L’Europe peut-elle se passer de la démocratie ?

D.Rallet essaie de rendre compte de débats qui ont eu lieu lors de l’université d’été d’Attac du 24 ou 27 août à Toulouse, grâce notamment à la présence de représentants des Attac d’Europe, de Vicky, membre de Syrisa, de Felipe van Keirsbilck, syndicaliste belge, un des initiateurs de l’Altersummit, et d’intervenants comme le philosophe Etienne Balibar.

L’Europe peut-elle se passer de la démocratie ?

Qu’est ce que l’Europe en cette fin d’été ?

Selon Felipe van Keirsbilck (cadtm.org/Cinq-reflexions-sur-l-Alter-Summit), la situation actuelle pose deux énigmes.

Première énigme : pourquoi les élites politiques appliquent-elles des mesures d’austérité qui sont socialement destructrices, économiquement absurdes, démocratiquement suicidaires puisqu’elles suscitent une montée des nationalismes et de la xénophobie ?

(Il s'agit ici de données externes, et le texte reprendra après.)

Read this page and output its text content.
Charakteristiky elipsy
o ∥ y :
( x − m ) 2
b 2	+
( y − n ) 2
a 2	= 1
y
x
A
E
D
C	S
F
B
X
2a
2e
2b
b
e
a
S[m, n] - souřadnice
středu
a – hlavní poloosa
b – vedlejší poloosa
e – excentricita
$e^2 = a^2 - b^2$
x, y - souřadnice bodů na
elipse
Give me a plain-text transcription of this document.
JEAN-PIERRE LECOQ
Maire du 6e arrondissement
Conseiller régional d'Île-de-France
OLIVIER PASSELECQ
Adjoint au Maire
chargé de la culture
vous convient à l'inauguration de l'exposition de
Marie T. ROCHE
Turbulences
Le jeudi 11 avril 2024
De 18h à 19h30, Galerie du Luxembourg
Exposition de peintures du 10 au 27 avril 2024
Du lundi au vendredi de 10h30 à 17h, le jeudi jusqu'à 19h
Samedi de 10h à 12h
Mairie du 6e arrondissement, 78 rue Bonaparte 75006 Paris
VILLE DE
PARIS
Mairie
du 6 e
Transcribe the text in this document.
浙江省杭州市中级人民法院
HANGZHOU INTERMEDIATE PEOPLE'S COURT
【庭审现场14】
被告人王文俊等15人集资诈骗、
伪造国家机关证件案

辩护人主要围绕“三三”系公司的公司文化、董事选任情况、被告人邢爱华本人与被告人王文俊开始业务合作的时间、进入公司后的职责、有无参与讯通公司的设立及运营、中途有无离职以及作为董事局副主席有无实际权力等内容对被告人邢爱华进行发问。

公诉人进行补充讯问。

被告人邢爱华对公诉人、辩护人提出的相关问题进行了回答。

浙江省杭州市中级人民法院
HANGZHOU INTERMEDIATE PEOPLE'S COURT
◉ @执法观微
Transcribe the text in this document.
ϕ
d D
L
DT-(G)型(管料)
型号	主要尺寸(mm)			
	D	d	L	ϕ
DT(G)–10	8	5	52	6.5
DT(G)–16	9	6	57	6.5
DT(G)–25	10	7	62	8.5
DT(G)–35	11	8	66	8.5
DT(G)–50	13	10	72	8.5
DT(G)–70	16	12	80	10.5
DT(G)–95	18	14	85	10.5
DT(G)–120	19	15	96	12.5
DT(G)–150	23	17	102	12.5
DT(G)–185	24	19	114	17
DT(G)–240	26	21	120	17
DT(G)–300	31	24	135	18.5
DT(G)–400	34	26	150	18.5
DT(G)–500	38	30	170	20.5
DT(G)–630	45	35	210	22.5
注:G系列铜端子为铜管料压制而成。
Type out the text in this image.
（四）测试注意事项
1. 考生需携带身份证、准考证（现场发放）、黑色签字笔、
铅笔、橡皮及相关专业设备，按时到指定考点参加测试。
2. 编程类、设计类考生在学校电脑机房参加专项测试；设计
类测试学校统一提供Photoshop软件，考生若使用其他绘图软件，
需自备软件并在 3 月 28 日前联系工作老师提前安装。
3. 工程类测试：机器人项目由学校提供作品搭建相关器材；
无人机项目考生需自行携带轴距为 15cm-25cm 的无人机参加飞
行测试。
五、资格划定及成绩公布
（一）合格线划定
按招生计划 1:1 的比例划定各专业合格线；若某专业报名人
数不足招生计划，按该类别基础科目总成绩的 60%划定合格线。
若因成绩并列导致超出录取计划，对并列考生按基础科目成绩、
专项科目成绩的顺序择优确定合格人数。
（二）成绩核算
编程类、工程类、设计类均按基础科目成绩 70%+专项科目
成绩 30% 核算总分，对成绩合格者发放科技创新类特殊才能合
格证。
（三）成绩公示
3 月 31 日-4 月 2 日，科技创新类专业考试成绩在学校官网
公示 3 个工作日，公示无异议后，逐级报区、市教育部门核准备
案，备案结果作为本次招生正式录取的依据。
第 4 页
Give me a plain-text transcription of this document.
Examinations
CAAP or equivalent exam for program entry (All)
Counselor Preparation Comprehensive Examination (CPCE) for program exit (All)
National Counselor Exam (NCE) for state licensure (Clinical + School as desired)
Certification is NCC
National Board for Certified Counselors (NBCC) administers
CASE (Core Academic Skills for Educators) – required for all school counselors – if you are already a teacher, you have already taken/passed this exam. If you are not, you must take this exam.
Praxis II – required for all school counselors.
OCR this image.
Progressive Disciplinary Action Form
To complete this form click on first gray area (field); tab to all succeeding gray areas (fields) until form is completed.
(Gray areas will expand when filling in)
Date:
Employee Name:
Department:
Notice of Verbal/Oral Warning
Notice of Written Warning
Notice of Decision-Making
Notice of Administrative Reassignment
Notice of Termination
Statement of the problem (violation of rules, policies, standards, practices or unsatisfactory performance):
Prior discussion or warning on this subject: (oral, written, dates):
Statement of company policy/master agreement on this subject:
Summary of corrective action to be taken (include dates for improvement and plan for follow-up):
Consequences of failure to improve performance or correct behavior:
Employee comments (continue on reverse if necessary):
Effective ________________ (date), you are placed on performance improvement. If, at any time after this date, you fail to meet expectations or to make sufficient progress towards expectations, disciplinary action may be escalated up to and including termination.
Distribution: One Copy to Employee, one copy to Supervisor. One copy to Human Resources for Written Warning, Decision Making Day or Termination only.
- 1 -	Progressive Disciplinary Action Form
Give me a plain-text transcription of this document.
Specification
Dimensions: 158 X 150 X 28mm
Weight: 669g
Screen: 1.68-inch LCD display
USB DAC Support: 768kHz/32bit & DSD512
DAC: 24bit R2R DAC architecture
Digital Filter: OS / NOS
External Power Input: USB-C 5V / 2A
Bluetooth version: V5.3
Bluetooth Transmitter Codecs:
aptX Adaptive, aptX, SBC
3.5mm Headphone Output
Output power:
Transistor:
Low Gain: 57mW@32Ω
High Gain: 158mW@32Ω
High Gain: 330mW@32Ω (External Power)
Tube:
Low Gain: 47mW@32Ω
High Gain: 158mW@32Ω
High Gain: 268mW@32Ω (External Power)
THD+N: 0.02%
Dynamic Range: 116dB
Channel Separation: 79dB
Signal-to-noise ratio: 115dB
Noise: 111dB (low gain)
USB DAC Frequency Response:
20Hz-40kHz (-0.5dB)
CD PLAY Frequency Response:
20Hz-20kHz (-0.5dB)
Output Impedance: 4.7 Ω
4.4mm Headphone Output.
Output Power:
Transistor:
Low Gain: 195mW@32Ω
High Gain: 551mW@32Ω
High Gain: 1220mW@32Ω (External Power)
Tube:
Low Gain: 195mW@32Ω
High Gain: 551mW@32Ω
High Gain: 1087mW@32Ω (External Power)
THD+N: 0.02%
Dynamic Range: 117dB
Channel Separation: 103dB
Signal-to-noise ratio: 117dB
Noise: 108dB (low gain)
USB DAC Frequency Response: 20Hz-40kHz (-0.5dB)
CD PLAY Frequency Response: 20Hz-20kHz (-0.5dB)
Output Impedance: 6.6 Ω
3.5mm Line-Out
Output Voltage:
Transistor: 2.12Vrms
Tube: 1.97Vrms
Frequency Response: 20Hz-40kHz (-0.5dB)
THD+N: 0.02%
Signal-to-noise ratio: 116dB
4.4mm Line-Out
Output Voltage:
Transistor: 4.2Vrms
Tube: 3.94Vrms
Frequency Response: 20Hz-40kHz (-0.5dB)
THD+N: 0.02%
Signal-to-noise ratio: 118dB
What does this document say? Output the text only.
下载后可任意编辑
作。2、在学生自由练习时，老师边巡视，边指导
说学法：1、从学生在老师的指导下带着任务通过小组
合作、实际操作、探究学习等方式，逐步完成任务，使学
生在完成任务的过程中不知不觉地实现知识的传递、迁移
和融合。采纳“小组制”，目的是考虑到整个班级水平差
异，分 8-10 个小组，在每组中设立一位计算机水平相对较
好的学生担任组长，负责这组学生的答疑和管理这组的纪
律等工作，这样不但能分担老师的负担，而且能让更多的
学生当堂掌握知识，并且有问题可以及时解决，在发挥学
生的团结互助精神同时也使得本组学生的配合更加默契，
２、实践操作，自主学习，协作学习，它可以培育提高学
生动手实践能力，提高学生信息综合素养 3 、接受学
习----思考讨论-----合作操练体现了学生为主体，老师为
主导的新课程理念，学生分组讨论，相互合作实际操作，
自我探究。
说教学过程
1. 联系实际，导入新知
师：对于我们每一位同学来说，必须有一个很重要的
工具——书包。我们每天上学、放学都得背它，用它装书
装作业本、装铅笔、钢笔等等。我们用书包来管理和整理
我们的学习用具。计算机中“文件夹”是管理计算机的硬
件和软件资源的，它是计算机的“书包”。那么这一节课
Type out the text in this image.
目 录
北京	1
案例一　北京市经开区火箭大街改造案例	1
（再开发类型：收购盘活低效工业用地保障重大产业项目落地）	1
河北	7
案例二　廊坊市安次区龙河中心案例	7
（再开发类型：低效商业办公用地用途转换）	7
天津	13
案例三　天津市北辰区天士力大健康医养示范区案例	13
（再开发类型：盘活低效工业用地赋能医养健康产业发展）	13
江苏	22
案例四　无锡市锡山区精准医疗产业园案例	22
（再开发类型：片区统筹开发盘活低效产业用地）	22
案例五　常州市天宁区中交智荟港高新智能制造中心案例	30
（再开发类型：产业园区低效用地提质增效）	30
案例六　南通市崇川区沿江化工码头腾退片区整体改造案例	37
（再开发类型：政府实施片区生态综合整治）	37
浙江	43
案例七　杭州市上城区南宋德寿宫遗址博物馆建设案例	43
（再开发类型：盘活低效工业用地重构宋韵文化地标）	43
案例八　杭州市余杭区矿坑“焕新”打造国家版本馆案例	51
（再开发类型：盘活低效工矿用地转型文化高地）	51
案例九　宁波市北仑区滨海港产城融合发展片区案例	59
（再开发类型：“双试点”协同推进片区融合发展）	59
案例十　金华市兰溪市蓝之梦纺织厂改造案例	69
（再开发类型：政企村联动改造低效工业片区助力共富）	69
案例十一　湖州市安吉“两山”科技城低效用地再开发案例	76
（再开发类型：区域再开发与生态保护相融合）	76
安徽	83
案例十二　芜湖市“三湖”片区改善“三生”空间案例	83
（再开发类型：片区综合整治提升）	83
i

Au delà de l’aveuglement, il y a la tentative pour une grande partie des élites européennes d’instrumentaliser la crise afin de parachever de façon brutale la révolution libérale. L’heure est grave parce qu’elle est révolutionnaire au sens où le bouleversement ainsi provoqué implique une radicalisation de la confrontation et une situation inédite.
Seconde énigme : Pourquoi la défaite économique, pratique et théorique du néolibéralisme n’a pas conduit à l’arrivée au pouvoir de gouvernements déterminés à oser la rupture contre la Troïka et le néolibéralisme ? On pourrait ajouter : d’où vient ce sentiment d’impuissance face au rouleau compresseur libéral ?

Les mobilisations nationales : un processus long et complexe

Pourtant les peuples ne sont pas résignés. Les mobilisations dans les pays les plus touchés par l’austérité ont été impressionnantes et se sont inscrites dans la durée. Aux mouvements sociaux de grandes ampleurs organisées par les syndicats autour de grèves générales, s’est ajouté le phénomène nouveau des « Indignés » occupant les places publiques et revendiquant la démocratie contre les oligarchies au pouvoir. Revendication forte dans des pays d’Europe du Sud qui ont été marqués par l’expérience de la dictature.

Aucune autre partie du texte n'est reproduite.